The difference between Qoboz stream vs purchased songs


I am a admittedly noob, so please forgive my ignorance. Recently, have had the pleasure of getting a Innuos pulse mini, what a game changer! I knew that with the mini you cant buy music, only stream. Using Qoboz, is there’s a difference in sq between the two? I live on a fixed income so I have to be frugal and am trying to figure out where it’s best spent. Thanks so much for any info on this subject.

128x128gkelly

Showing 5 responses by tomrk

"Streaming cannot do this.  Streaming must keep up with the music so streaming always has error management tool that interpolates for any missing bit and moves on"

Depends on the protocol in use.   Certainly UDP by itself can lose packets and so loss has to be accounted for at the application level.  But this is not how data streaming is done these days (and hasn't for some time).

Today, we use RTSP (Real Time Streaming Protocol) or SCTP (Stream Control Transport Protocol) which provides a true IP connection allowing error handling at the network layer, so you rarely lose packets unless your ISP is having an issue.   These protocols even support play, stop, and pause.   SCTP is preferred because it actually breaks the stream into chunks of data and will provide network level error correction, and thus is superior because the packets delivered will be a faithful to the data sent.

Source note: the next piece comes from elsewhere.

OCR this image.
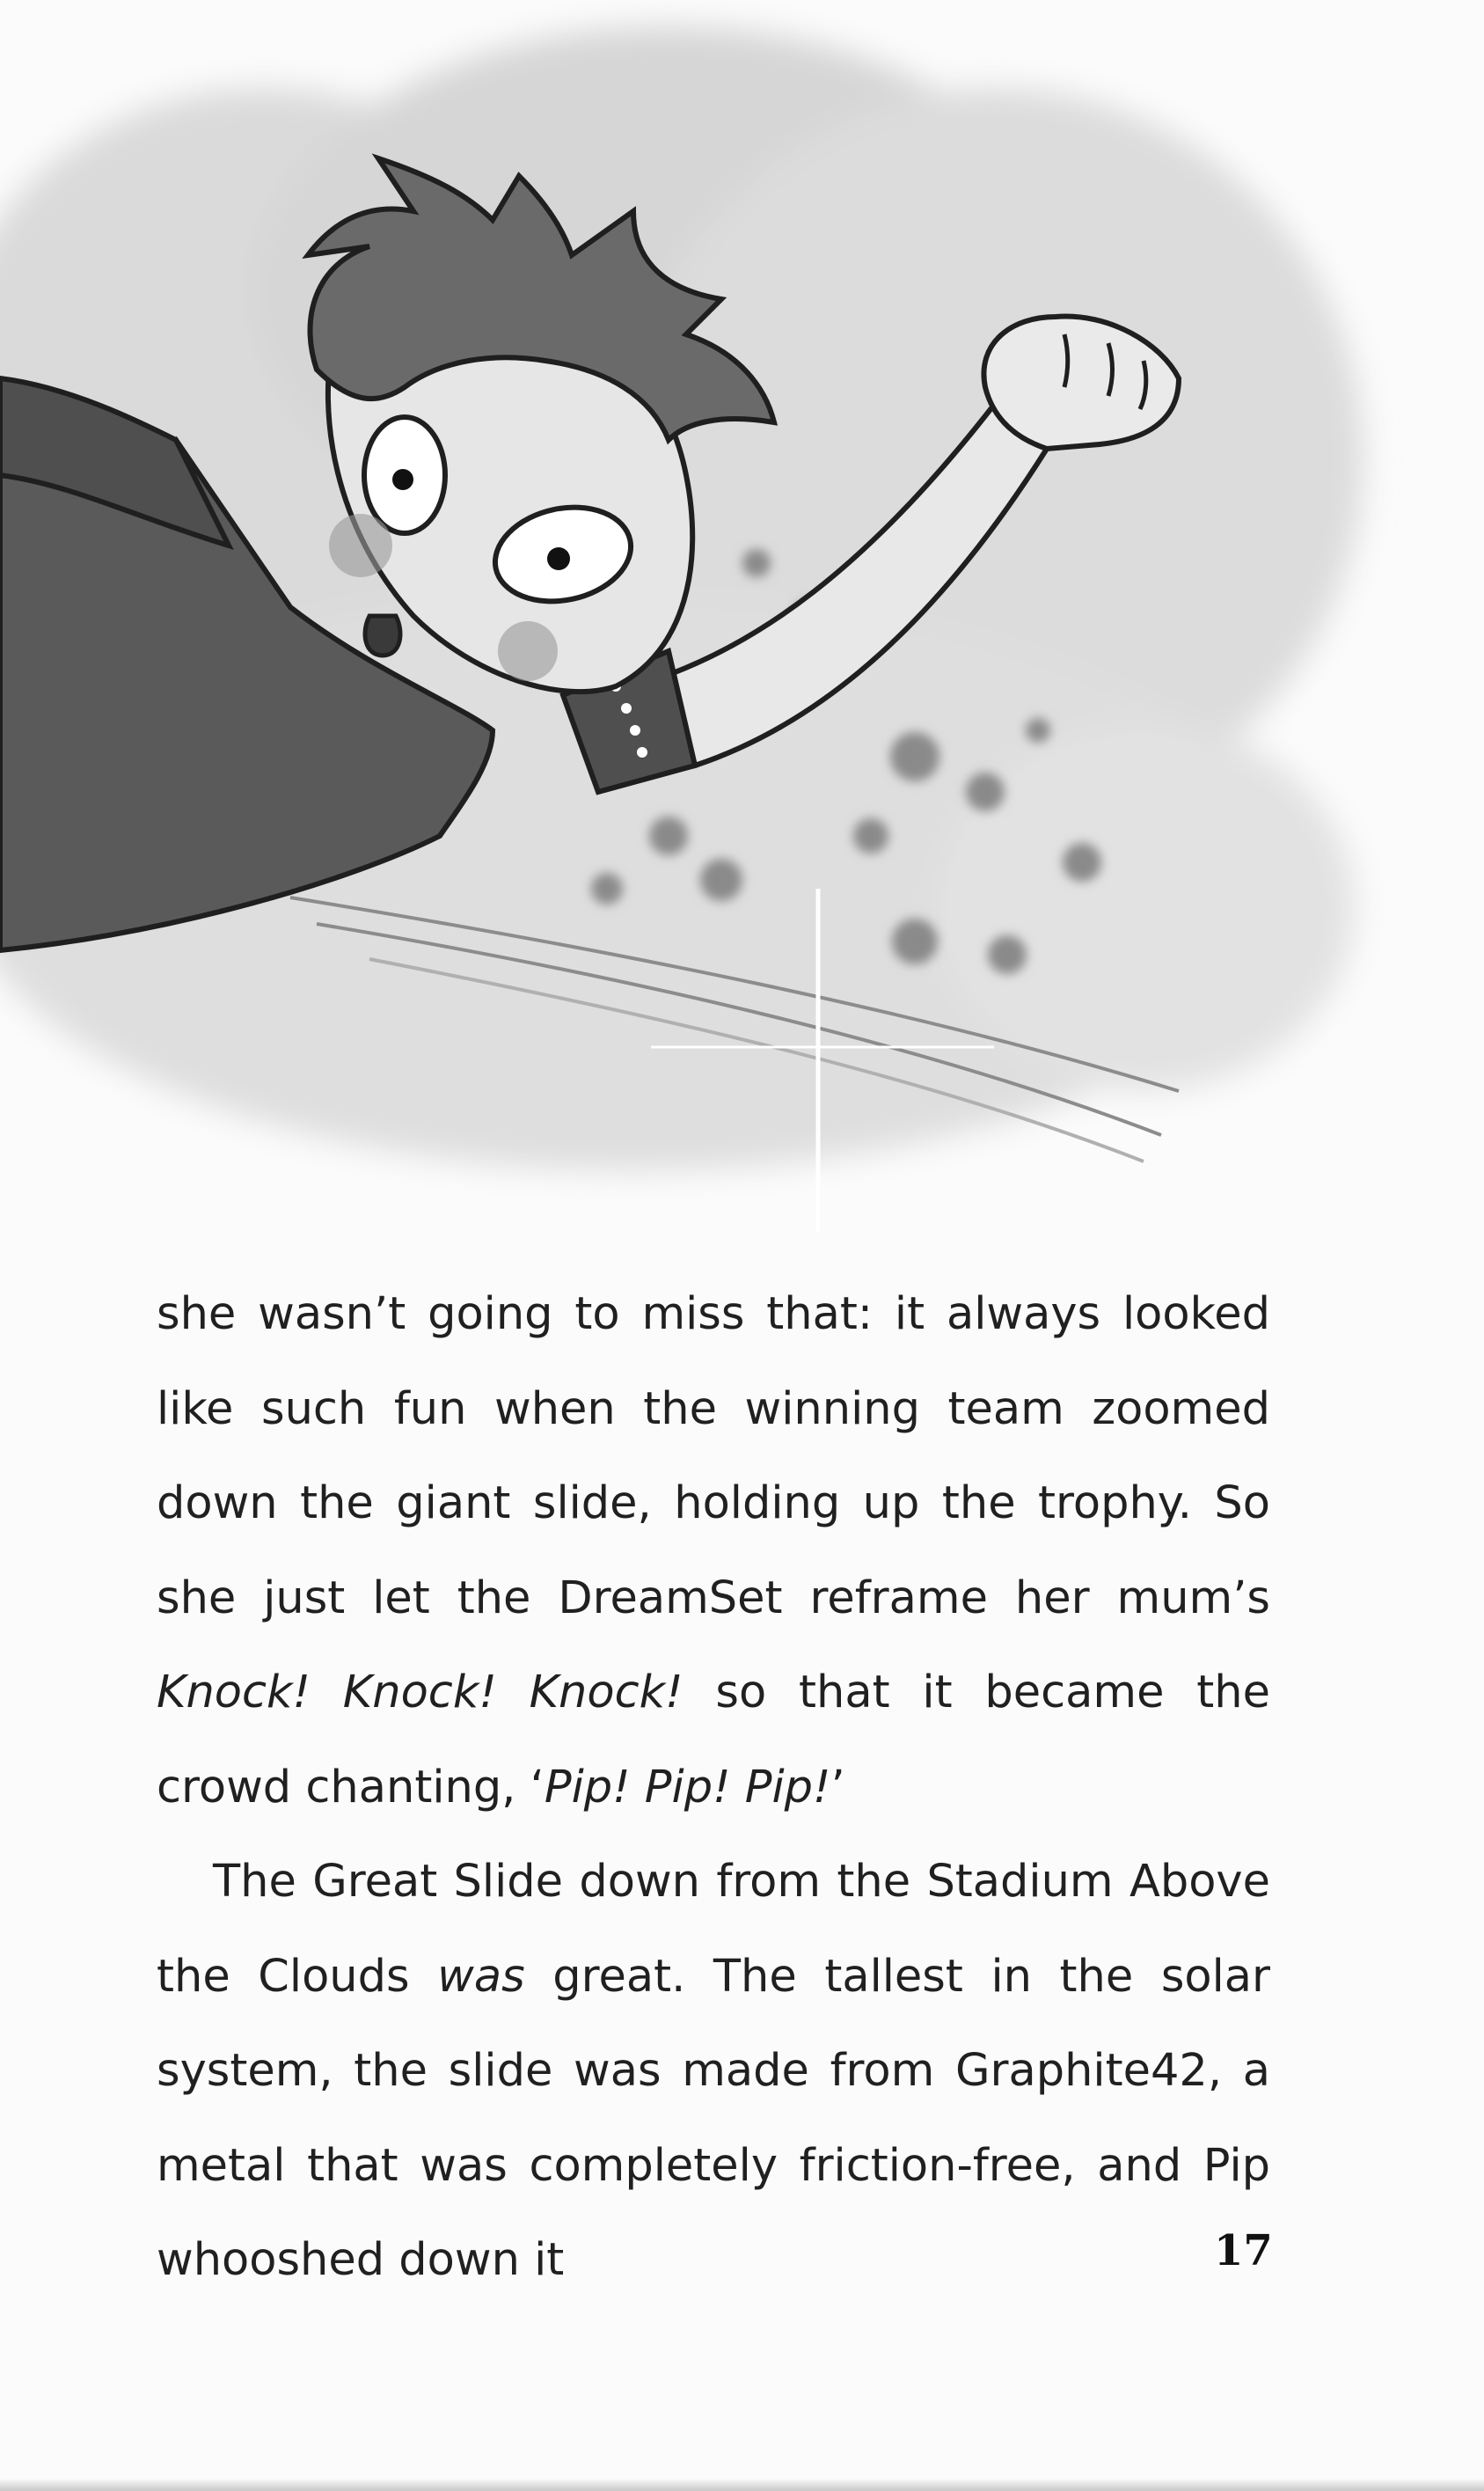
she wasn’t going to miss that: it always looked like such fun when the winning team zoomed down the giant slide, holding up the trophy. So she just let the DreamSet reframe her mum’s Knock! Knock! Knock! so that it became the crowd chanting, ‘Pip! Pip! Pip!’

The Great Slide down from the Stadium Above the Clouds was great. The tallest in the solar system, the slide was made from Graphite42, a metal that was completely friction-free, and Pip whooshed down it	17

To reiterate, if you're having trouble with data retransmission, it's an ISP problem and you can spend an 6 figures in getting the most sophisticated networking gear in your house and will have no impact if your ISP has a problem (or the internet itself is having a problem).

If you think you're having a data issue; before you spend money on cables, special switches and routers, hire a local communication company that can check if you're having packet loss.  It will cost you a lot less than buying new network hear and you'll have data to based your decision on.  

@fredrik222  That's good information; I know some of the early services did that, and I know spotify does this as well.  I was curious if you download a 192/24 flac that fast, so I did some back-of-the-envelope calculation.

 

From the article, 192 kHz/24-bit music they allocate 41.9 MB/minute.

Looking through my library, a typical FLAC at 192/24 is about 14 MB for a 5 minute song.

That means that they'll send that song to a user in roughly 3 seconds, assuming the user has sufficient bandwidth.

If you assume a typical home user has a 300 Mb which is (mega Bit) not accounting for the overhead of the IP connection setup that would get you the song in around 3 seconds.   So yes, it's very possible they download first.   I'll have to try that when I get home this evening.

As a pure guess, I think it's likely they're using SCTP because you can let the protocol handle the error correction and breaking the music into chunks.   And then they can start playing as soon as they receive the first chunk of data. This avoids any interpolation of data in the application, and you don't have dropouts waiting for data.

All of this works because music files are tiny, they take almost nothing to move.  It doesn't even stress your internal network.   

It's far more complicated to stream video because we're talking 2-3 orders of magnitude difference in size.

 

@cleeds 

Interesting.  Do you have any way to share that test?  Because based on what I'm seeing on my own, I don't see an issue with Qobuz;  quite the opposite.

As to the original poster, I have a natural tendency to want to own songs and music I really like.   Yes, I still pay for streaming too, primarily because I like to discover new music (their newsletter is handy for this), and Spotify is great in the car and on my phone because of the vast amount of music available, since the fidelity is more than enough to support listening even on a good car stereo.

Heck, I've gotten into about 4 or 5 musical genres simply because the music is readily available to listen to.

@fredrik222 Interesting thread  It appears Quobuz is using a either a network  protocol or an application technique that will try to dump as much data down initially (which probably works really well for short pop & jazz songs) allowing an instant start of the song and then giving a slower network the time to download the rest while playing the beginning of the song.

For most pop songs, it's seems like that initial chunk may contain the entire song.

It would be interesting to see what happens if he tried to play a long song to see if the data rate stays high even after playing the song starts.

@fredrik222  Yeah, that's why I showed the math.  I surprised myself when I realized that you could literally download a high-definition FLAC from Qobuz in just a few seconds easily.

I use Spotify most of the time since I drive a lot and like to listen to headphones during the day.  However, I use Qobuz when I'm listening on my NAD M33 which has the BluOS built in.  I stream from both my internal network and Quobuz, and you really can't tell the difference between the two in terms of latency or the quality.

And the difference between digital and analog is while you can still argue about the quality of the sound between components (speakers, DAC's etc), digital data in terms of content and timing of data packets can be measured and quantified in a way that gives you something that is directly comparable.